«Il Meliadus!», ripete intanto l’illustrissimo che non è un fulmine di rapidità nei ragionamenti ed è rimasto un passo indietro nella conversazione. «Quando dicessi a mia moglie che teniamo qui l’autore del Meliadus e non gli diamo da leggere e da scrivere… Voi sapete come sono le donne: non avrei più pace! Contateci, Rubinello, contateci!»
«Rustichello, eccellenza, Rustichello, se non vi dispiace…»
«Rustichello! Rustichello! Io che cosa ho detto? Rustichello,no?»
e si volta verso tutti gli altri, soldati e prigionieri che, insieme, compatti, fanno di sì con la testa.
Codice, pergamena, penne e inchiostro non arrivano subito: i potenti fanno i loro comodi, magari si dimenticano le promesse e ci vuole qualche felice combinazione perché tornino loro in mente.

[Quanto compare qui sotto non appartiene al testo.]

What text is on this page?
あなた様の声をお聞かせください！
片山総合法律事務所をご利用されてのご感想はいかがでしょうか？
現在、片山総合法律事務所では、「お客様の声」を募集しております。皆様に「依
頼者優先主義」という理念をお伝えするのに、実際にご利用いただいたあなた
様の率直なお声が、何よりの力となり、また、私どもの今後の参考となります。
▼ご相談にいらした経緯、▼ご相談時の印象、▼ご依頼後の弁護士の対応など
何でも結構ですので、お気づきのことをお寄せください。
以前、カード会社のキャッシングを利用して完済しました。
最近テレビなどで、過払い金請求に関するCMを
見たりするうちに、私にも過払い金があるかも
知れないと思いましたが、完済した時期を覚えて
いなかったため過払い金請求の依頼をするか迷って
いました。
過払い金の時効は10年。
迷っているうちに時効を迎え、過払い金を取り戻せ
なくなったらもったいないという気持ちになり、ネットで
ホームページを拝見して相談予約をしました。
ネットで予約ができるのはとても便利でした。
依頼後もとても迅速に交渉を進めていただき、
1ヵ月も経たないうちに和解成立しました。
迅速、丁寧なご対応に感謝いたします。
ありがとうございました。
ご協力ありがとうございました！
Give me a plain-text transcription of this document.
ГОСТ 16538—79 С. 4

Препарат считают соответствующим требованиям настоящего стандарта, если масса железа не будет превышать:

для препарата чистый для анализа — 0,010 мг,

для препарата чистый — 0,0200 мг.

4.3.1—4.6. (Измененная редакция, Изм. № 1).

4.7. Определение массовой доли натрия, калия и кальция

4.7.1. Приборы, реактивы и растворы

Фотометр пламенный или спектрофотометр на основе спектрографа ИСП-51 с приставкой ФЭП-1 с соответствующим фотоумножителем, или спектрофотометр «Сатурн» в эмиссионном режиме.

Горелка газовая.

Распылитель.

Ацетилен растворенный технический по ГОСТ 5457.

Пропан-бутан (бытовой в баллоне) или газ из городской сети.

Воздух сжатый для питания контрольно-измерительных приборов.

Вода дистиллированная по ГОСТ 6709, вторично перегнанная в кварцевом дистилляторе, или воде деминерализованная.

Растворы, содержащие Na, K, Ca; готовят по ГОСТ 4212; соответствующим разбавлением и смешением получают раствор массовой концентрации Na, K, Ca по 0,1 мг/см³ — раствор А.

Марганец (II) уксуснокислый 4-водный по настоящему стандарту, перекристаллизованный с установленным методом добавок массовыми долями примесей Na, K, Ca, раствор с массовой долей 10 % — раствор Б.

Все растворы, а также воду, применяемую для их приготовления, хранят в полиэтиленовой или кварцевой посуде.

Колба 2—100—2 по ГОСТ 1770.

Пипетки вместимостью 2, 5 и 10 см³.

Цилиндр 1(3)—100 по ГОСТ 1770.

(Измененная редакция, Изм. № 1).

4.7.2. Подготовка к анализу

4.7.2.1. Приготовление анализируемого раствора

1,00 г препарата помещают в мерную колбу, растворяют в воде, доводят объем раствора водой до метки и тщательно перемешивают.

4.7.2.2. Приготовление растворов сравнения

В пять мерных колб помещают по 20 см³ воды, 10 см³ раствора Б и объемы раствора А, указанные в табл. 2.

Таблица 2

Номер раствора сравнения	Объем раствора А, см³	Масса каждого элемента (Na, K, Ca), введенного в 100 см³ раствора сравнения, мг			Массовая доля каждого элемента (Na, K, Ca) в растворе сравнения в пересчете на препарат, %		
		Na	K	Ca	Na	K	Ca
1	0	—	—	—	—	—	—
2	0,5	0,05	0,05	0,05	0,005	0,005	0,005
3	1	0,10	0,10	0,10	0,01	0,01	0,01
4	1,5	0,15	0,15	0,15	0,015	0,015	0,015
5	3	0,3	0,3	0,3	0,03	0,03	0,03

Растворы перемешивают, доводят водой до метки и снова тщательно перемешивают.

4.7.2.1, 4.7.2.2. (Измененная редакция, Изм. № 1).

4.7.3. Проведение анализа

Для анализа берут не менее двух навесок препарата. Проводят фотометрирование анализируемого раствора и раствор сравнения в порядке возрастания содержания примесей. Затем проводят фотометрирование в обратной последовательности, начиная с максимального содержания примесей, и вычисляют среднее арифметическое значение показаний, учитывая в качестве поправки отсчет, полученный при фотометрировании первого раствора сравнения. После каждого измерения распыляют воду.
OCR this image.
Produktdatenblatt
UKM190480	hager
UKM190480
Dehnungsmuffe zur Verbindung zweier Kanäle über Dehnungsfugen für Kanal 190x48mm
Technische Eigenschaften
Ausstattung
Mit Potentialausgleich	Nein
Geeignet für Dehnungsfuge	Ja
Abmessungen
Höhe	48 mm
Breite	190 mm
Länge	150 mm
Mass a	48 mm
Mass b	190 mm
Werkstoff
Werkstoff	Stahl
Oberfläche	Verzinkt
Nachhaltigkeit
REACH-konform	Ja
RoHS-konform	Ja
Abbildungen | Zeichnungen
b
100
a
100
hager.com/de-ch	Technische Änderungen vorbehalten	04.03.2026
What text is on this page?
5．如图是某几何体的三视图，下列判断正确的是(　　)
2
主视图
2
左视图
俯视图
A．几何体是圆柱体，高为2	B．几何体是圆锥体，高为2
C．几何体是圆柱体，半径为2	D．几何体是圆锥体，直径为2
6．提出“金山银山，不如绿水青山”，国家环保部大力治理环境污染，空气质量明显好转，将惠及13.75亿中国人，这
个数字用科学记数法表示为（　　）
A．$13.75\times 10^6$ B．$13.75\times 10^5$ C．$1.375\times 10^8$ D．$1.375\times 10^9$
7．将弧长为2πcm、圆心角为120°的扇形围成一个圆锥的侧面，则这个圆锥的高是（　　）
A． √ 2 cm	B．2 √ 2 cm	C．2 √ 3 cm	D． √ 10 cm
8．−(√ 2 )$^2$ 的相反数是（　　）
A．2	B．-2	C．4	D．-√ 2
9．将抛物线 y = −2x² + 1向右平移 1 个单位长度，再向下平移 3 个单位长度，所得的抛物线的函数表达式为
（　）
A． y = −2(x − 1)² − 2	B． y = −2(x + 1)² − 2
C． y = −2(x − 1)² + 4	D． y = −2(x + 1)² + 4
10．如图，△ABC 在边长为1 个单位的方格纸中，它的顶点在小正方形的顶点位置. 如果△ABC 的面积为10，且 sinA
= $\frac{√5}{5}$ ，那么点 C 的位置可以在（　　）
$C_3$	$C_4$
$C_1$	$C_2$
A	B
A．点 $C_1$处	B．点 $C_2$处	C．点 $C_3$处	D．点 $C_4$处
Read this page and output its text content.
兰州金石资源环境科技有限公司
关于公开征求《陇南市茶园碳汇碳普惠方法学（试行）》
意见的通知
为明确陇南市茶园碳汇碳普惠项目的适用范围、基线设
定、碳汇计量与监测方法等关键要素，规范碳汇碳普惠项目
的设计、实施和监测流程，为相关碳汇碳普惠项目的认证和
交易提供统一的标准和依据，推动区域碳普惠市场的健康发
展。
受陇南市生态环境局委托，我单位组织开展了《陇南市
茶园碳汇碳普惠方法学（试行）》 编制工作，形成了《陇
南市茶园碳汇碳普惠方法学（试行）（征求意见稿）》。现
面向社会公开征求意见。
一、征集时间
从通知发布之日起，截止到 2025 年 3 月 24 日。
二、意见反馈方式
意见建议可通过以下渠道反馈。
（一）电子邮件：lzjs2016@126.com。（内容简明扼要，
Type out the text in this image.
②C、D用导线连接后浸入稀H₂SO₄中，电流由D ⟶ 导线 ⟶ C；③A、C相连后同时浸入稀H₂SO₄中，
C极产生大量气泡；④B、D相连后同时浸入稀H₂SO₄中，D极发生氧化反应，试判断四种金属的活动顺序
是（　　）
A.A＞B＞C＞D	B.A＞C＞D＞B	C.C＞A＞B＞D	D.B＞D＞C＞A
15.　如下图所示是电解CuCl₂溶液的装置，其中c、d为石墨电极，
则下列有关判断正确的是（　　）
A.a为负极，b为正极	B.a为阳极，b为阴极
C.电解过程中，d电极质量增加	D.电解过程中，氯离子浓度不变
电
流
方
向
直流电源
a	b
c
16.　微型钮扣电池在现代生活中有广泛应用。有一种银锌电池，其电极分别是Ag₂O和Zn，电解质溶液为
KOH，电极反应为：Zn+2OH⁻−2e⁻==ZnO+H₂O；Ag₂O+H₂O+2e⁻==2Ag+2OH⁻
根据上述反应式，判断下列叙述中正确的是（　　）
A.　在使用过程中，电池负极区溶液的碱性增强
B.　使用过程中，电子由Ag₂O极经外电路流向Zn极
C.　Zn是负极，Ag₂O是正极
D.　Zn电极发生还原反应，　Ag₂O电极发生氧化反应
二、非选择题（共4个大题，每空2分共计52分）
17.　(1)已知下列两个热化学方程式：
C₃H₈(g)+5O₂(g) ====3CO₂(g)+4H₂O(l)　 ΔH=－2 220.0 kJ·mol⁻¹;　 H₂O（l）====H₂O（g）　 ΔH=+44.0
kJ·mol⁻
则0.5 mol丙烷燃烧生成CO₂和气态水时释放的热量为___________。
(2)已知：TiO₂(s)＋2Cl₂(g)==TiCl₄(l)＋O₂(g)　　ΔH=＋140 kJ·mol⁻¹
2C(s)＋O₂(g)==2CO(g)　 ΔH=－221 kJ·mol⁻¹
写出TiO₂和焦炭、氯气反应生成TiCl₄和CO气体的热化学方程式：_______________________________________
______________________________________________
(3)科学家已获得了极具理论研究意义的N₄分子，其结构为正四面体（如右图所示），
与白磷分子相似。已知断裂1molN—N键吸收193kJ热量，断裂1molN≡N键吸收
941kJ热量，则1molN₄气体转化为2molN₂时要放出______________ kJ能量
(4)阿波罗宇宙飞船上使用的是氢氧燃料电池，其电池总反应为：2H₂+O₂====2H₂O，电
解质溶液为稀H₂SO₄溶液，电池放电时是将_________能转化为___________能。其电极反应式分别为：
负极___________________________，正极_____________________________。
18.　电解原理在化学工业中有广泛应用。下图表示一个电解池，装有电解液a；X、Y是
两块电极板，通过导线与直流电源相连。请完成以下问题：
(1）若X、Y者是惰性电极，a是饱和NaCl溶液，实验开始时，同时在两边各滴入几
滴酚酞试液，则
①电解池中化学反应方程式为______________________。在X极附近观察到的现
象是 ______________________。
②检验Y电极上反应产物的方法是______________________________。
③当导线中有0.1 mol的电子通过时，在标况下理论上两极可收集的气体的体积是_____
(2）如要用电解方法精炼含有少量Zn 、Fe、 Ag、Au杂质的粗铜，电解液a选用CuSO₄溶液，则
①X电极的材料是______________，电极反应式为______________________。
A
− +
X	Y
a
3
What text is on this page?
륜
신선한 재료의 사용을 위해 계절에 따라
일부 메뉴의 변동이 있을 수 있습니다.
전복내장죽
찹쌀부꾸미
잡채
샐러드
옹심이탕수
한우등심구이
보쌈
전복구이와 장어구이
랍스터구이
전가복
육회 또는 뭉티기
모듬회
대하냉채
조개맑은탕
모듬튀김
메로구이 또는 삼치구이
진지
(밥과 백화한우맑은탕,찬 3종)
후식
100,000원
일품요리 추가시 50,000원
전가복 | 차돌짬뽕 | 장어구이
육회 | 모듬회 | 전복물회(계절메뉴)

Prima che il materiale arrivi, la pesante porta ferrata si è aperta un paio di volte, per lasciar passare cibo, acqua e coperte (miracolo!).
La quarta volta che la sinistra serratura gira su se stessa è per scaraventare nella cella un nuovo ospite. Questo, come tutti gli altri, finisce in terra, ci rimane un momento, per riprendersi e capire dov’è capitato, poi si alza e si guarda intorno. Si sente addosso tante paia d’occhi quanti sono i prigionieri nella cella. Ma resta tranquillo.
Può avere qualcosa in più di quarant’anni. È diritto, asciutto, dal viso un po’ sciupato ma dallo sguardo acuto. Accenna un inchino, rivolto a tutti e a nessuno in particolare:
«Mi chiamo Marco, dei Polo del quartiere di San Giovanni Crisostomo, a Venezia».
Il primo a farsi avanti è proprio Rustichello: la cultura insegna, tra le altre cose, anche la cortesia verso gli sconosciuti. Tende la mano a Marco:
«Io sono Rustichello da Pisa…»
«Lo scrittore?», domanda subito Marco, guardandolo francamente negli occhi.
«Mi conosci?»
«Conosco il tuo Meliadus…»
Gli altri prigionieri sgranano tanto d’occhi: due che sappiano leggere e scrivere! E tutti e due nella stessa cella! Incredibile! Uno alla volta si presentano e cercano di darsi un tono il più civile che sia loro possibile.